There would be several different attempts by leftists to recreate a party representing the Labour-Farmer Party legacy. Immediately after the disbanding of the Labour-Farmer Party, the Communist Party instructed its cadres to rebuild the party. The goal to achieve unification with the Japan Labour-Farmer Party was retained. A reorganization committee was formed (named the 'Committee for the Rebuilding of the Labour-Farmer Party and Preparation for New Party'). Oyama Ikou served as the chairman of the committee and Hososako as the general secretary. The committee was quickly banned by the government, but continued to function illegally. In July 1928 the Rōnō faction broke away from the committee and founded the Proletarian Masses Party.

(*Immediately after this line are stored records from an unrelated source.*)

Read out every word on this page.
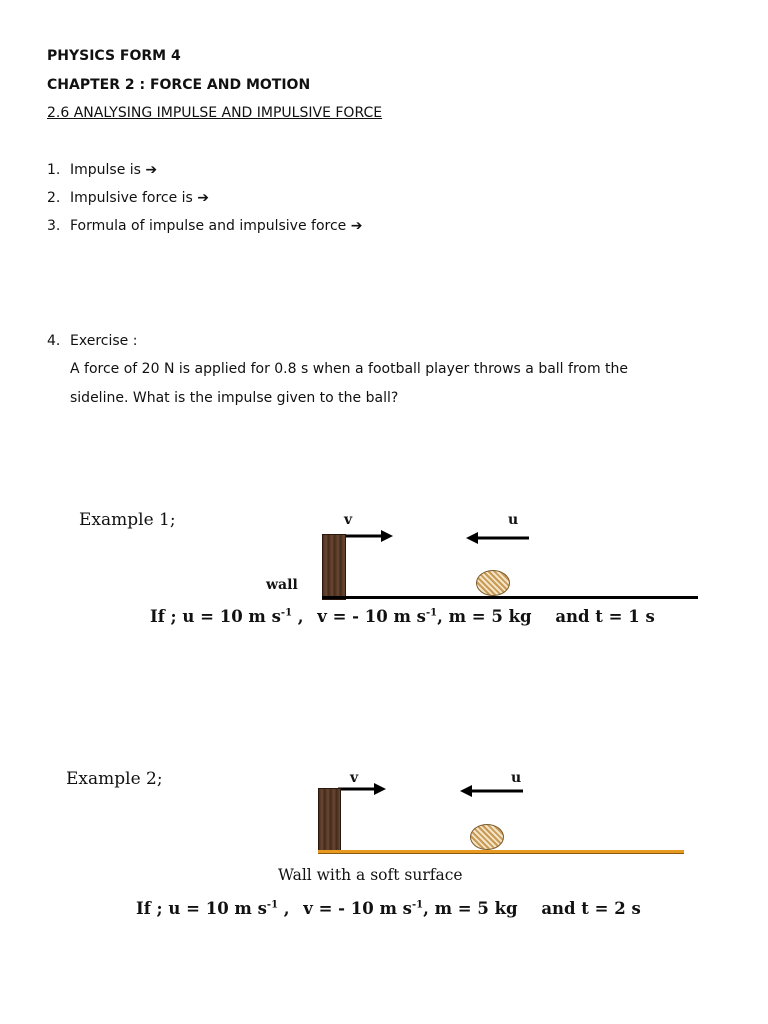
PHYSICS FORM 4
CHAPTER 2 : FORCE AND MOTION
2.6 ANALYSING IMPULSE AND IMPULSIVE FORCE
1. Impulse is ➔
2. Impulsive force is ➔
3. Formula of impulse and impulsive force ➔
4. Exercise :
A force of 20 N is applied for 0.8 s when a football player throws a ball from the
sideline. What is the impulse given to the ball?
Example 1;	v	u
wall
If ; u = 10 m $s^{-1}$ , v = - 10 m $s^{-1}$, m = 5 kg and t = 1 s
Example 2;	v	u
Wall with a soft surface
If ; u = 10 m $s^{-1}$ , v = - 10 m $s^{-1}$, m = 5 kg and t = 2 s
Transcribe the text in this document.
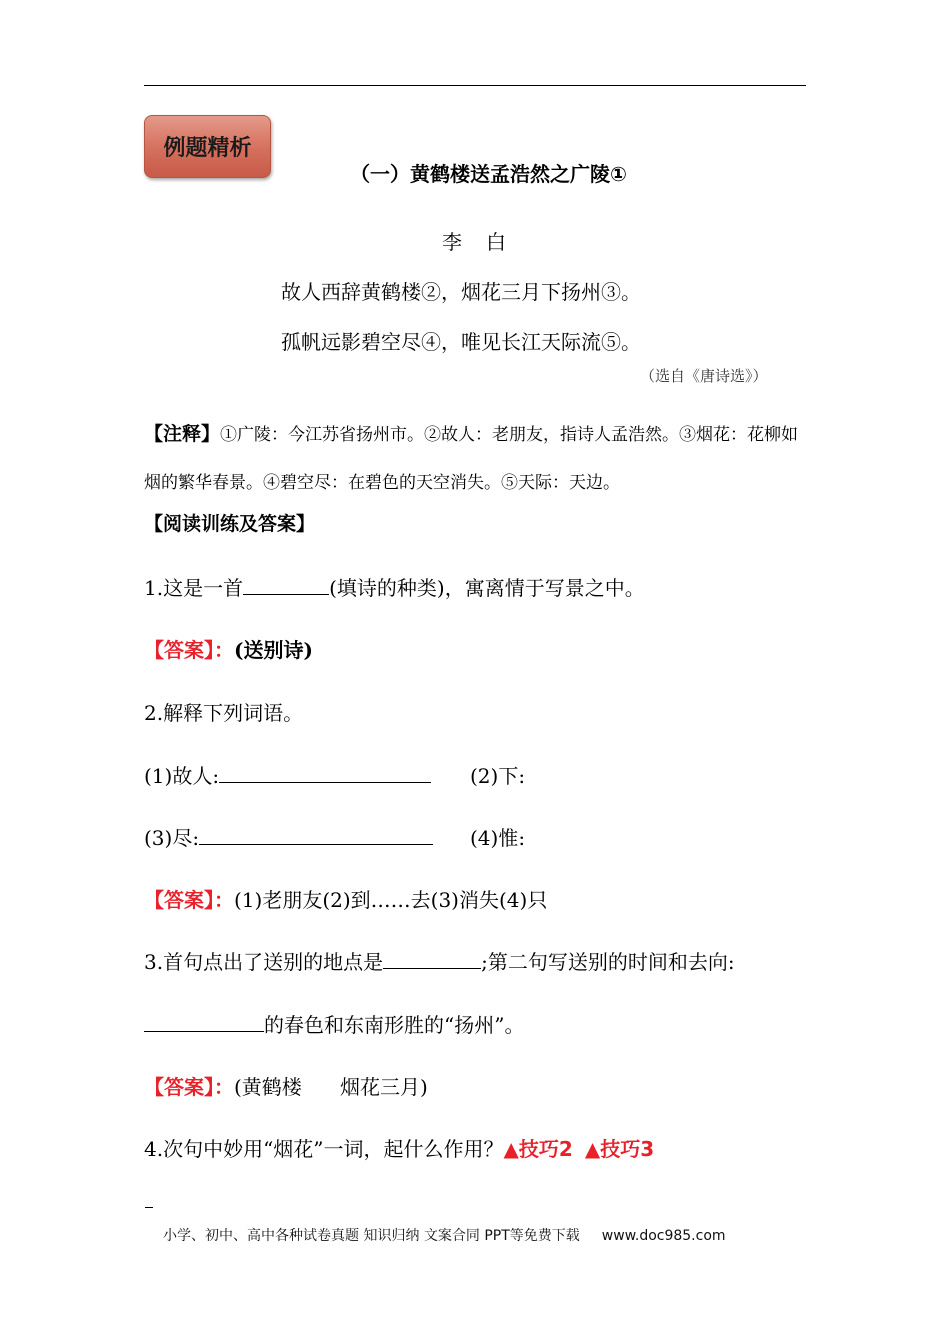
例题精析
（一）黄鹤楼送孟浩然之广陵①
李 白
故人西辞黄鹤楼②，烟花三月下扬州③。
孤帆远影碧空尽④，唯见长江天际流⑤。
（选自《唐诗选》）
【注释】①广陵：今江苏省扬州市。②故人：老朋友，指诗人孟浩然。③烟花：花柳如烟的繁华春景。④碧空尽：在碧色的天空消失。⑤天际：天边。
【阅读训练及答案】
1.这是一首	(填诗的种类)，寓离情于写景之中。
【答案】：(送别诗)
2.解释下列词语。
(1)故人:	(2)下:
(3)尽:	(4)惟:
【答案】：(1)老朋友(2)到……去(3)消失(4)只
3.首句点出了送别的地点是	;第二句写送别的时间和去向:
的春色和东南形胜的“扬州”。
【答案】：(黄鹤楼      烟花三月)
4.次句中妙用“烟花”一词，起什么作用？▲技巧2 ▲技巧3
小学、初中、高中各种试卷真题 知识归纳 文案合同 PPT等免费下载 www.doc985.com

In December 1928 the Proletarian Masses Party merged with the Japan Labour-Farmer Party, forming the Japan Masses Party. In the same month the Oyama Ikuo group held a refoundation conference of the Labour-Farmer Party, but the party was again banned swiftly. In January 1929 Mizutani Chozaburo denounced his former comraders of the Labour-Farmer Party as 'too communistic', thus ending the continuity of the Labour-Farmer Party parliamentary faction. In November 1929 Oyama Ikuo and his followers founded the New Labour-Farmer Party. After having formed this party a final break between Oyama Ikuo and the communists occurred, and the communists began labelling him as a 'traitor'.